ISSO POSTO, forte no art. 487, incido I, do CPC, JULGO IMPROCEDENTES os pedidos formulados por MARIA DAS QUANTAS em face de PLANO DE SAÚDE ZETA, o que faço com fundamento nas razões e dispositivos legais citados no corpo da presente sentença.

REVOGO, por isso, a tutela antecipada concedida.

Condeno a parte autora ao pagamento das custas e despesas processuais e de honorários advocatícios em favor do patrono da parte adversa, ora fixados em 15% sobre o valor atualizado da causa. Exegese do artigo 85, parágrafo 2º, do CPC.

Suspendo a exigibilidade dos ônus sucumbenciais em relação a parte autora, porquanto litiga ao abrigo de benefício da gratuidade de justiça, nos termos do artigo 98 do CPC.

                                     

                                      Esta Relatoria, em julgamento monocrático de mérito, manteve, in totum, o quanto decidido no juízo de piso, impondo sucumbência recursal.       
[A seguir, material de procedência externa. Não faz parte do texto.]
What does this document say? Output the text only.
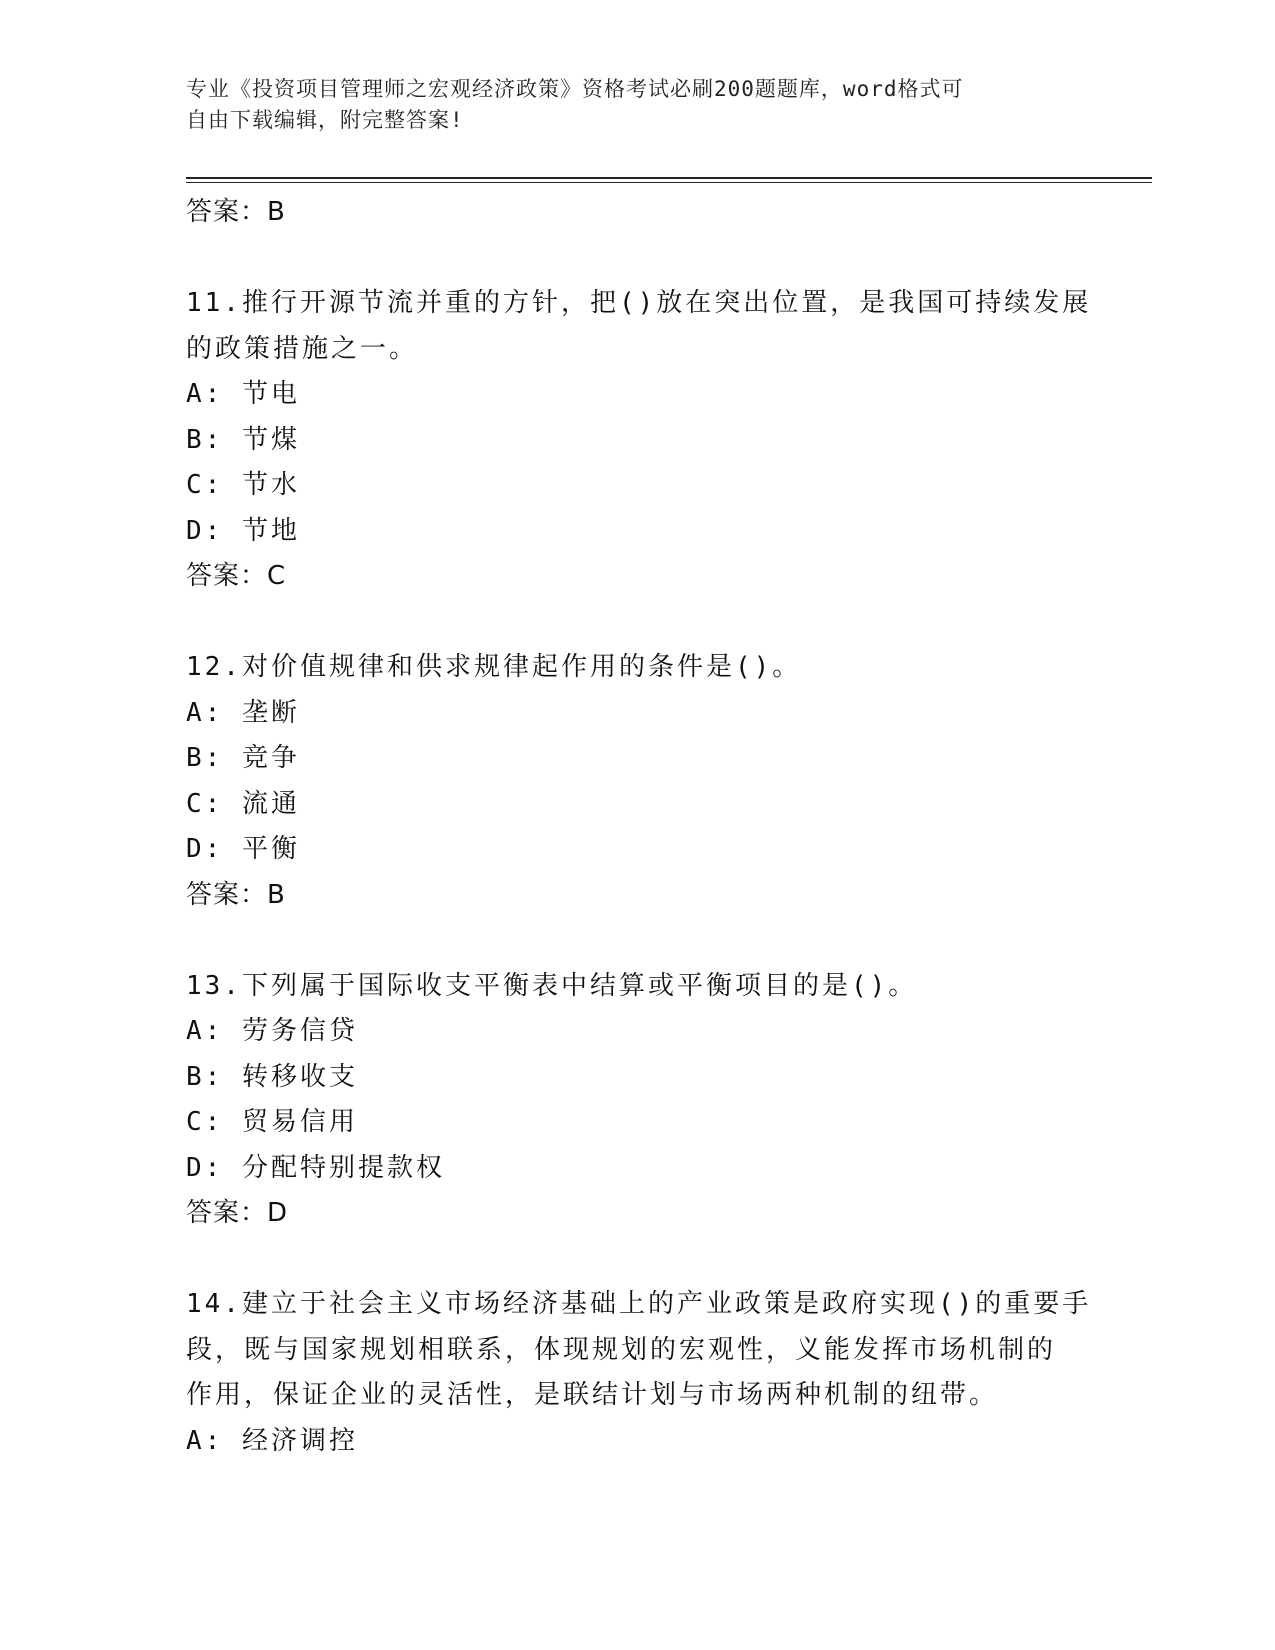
专业《投资项目管理师之宏观经济政策》资格考试必刷200题题库，word格式可
自由下载编辑，附完整答案!
答案：B
11.推行开源节流并重的方针，把()放在突出位置，是我国可持续发展
的政策措施之一。
A: 节电
B: 节煤
C: 节水
D: 节地
答案：C
12.对价值规律和供求规律起作用的条件是()。
A: 垄断
B: 竞争
C: 流通
D: 平衡
答案：B
13.下列属于国际收支平衡表中结算或平衡项目的是()。
A: 劳务信贷
B: 转移收支
C: 贸易信用
D: 分配特别提款权
答案：D
14.建立于社会主义市场经济基础上的产业政策是政府实现()的重要手
段，既与国家规划相联系，体现规划的宏观性，义能发挥市场机制的
作用，保证企业的灵活性，是联结计划与市场两种机制的纽带。
A: 经济调控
                                      Eis, pois, a decisão interlocutória guerreada, a qual, sem sombra de dúvidas, concessa venia, deve ser reformada.

 

(3) – NO MÉRITO

IMPUGNAÇÃO AOS FUNDAMENTOS DA DECISÃO (CPC, art. 1.021, § 1º)

 

                                        Em síntese apertada, a decisão monocrática meritória hostilizada se fundamentou nos seguintes aspectos

:

( i ) a abusividade dos reajustes não foram comprovados;

( ii ) o fato de haver previsão de reajuste do contrato de plano de saúde, em razão da faixa etária, mesmo para idosos, não configura, por si só, abusividade;

( iii ) o entendimento, lançado na sentença, foi inclusive firmado em sede de recurso representativo da controvérsia no STJ;

( iv ) a licitude no reajuste, em razão do fator etário, haja vista haver cláusula expressa nesse sentido;

( v) a recorrida seguiu todos os parâmetros definidos pela ANS.

 

3.1.  Do reajuste decorrente da mudança de faixa etária

 

                                      Doutro giro, no decisum foram expostas inúmeras pretensas razões, que justificam o aumento derivado da troca de faixa etária.

 

3.1.1. Quanto ao reajuste em obediência às normas da ANS e cláusula contratual

 

                                      Assevera-se, em defesa do aumento, que inexiste abuso, eis que se apoiou nas disposições expostas na Resolução a CONSU nº. 06, de 03/11/1998. Essa norma, continua, aplica-se aos contratos firmados entre 02/01/1999 até 31/12/2003. Assim, uma vez que as faixas de reajustes se encontram dispostos no contrato, obedeceu-se ao que demanda o art. 1º e 2º, dessa Resolução.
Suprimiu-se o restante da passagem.